Of the 12 months before Chidambaram’s return in July 2012, six saw net outflows of FII money. Since then, foreign capital has poured back in, turning outflows into inflows in each of the past six months, and helping boost Mumbai’s Sensex exchange to two-year highs.
Much remains to be done with economic growth in the fiscal year to end-March 2013 set to hit a paltry 5%, the slowest annual rate of increase in a decade. New Delhi will also have to approve a raft of new share divestments to narrow a yawning fiscal deficit.
Nevertheless, markets have invested much faith in his office. Chidambaram – who has occupied multiple cabinet positions – has a discreet manner, characterized by clipped sentences more associated with a mid-ranking bureaucrat or overworked college professor.
Yet Chidambaram is famed for his ability to oil the usually rusty pulleys and cogs of India’s unwieldy bureaucracy. A senior civil servant from his stint as home minister reckons he manages the neat trick of getting people to believe that “what he has decided he wants them to do was their decision all along”.

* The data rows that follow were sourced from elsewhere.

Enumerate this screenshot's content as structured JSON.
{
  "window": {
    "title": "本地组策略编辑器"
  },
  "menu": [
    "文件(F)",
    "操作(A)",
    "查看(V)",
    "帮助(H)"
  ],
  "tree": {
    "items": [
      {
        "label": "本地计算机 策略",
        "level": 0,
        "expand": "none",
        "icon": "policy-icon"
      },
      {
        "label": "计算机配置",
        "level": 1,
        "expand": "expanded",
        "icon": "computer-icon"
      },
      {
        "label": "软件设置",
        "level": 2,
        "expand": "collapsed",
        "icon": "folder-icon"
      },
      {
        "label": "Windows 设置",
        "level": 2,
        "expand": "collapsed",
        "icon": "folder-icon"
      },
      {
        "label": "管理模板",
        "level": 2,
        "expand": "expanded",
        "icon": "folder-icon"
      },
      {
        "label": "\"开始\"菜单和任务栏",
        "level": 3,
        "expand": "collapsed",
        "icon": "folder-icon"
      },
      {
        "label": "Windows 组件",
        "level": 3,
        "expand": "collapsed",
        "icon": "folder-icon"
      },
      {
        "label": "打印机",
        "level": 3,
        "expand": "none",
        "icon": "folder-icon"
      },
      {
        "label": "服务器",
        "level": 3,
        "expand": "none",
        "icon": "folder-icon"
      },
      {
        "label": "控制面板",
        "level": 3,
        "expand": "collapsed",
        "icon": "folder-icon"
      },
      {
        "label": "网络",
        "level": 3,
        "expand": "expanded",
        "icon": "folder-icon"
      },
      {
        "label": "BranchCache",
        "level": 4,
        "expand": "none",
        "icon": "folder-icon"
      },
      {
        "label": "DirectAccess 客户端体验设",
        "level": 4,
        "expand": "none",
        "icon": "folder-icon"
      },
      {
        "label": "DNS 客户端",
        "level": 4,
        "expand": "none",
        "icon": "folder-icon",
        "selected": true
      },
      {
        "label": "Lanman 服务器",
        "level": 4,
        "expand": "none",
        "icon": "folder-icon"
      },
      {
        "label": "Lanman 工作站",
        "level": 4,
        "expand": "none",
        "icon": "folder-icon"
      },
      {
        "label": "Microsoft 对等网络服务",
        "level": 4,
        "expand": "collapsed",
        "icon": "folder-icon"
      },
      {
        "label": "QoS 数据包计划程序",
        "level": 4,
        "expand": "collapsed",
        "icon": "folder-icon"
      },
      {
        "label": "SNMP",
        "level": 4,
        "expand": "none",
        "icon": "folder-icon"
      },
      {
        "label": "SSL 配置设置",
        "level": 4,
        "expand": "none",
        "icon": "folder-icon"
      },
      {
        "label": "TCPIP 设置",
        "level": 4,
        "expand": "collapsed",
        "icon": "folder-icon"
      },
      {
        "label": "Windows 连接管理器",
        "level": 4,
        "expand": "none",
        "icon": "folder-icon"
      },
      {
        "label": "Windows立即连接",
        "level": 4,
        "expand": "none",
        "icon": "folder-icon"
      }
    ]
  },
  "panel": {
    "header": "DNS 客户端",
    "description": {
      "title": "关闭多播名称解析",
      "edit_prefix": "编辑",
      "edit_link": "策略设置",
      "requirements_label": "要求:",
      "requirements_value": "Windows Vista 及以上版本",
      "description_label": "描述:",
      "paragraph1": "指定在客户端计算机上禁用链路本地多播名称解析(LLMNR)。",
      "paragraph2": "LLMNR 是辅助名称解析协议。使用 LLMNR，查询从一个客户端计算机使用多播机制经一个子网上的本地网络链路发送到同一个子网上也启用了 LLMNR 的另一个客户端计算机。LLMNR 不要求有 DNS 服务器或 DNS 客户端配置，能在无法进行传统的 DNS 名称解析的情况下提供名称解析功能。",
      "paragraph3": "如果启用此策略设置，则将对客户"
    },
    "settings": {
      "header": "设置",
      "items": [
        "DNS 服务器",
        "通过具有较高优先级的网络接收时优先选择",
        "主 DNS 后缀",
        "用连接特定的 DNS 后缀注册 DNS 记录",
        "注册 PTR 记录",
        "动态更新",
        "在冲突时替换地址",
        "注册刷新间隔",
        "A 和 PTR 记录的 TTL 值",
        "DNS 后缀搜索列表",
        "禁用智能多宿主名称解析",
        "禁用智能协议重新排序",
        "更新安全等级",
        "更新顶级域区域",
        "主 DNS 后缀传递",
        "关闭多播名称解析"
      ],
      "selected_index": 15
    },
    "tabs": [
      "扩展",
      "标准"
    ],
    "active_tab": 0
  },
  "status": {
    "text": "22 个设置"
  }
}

Edelweiss’s Shah believes India will always need someone of the finance minister’s ilk. Without someone such as him, India “collectively veers toward the sort of good politics that may well not be good economics. [Chidambaram is] able to look past the short-term pressures of politics, toward implementing the sort of long-term economic measures a country needs.”
Chidambaram’s hope is that he will set the stage for an economic rebound similar to the backdrop that accompanied his fourth spell as foreign minister that stretched from the spring of 2004 to late 2008. India’s first modern golden era was characterized by soaring stock prices, rising inward FDI, falling unemployment and narrow deficits.
This period also saw India cement its reputation as a leading global outsourcer, and as a country amenable and even friendly to the global corporate and institutional investor.
The new CFO will be hoping he can help to nurture once again the narrative of India as an emerging global superpower, rather than the wheezing elephant.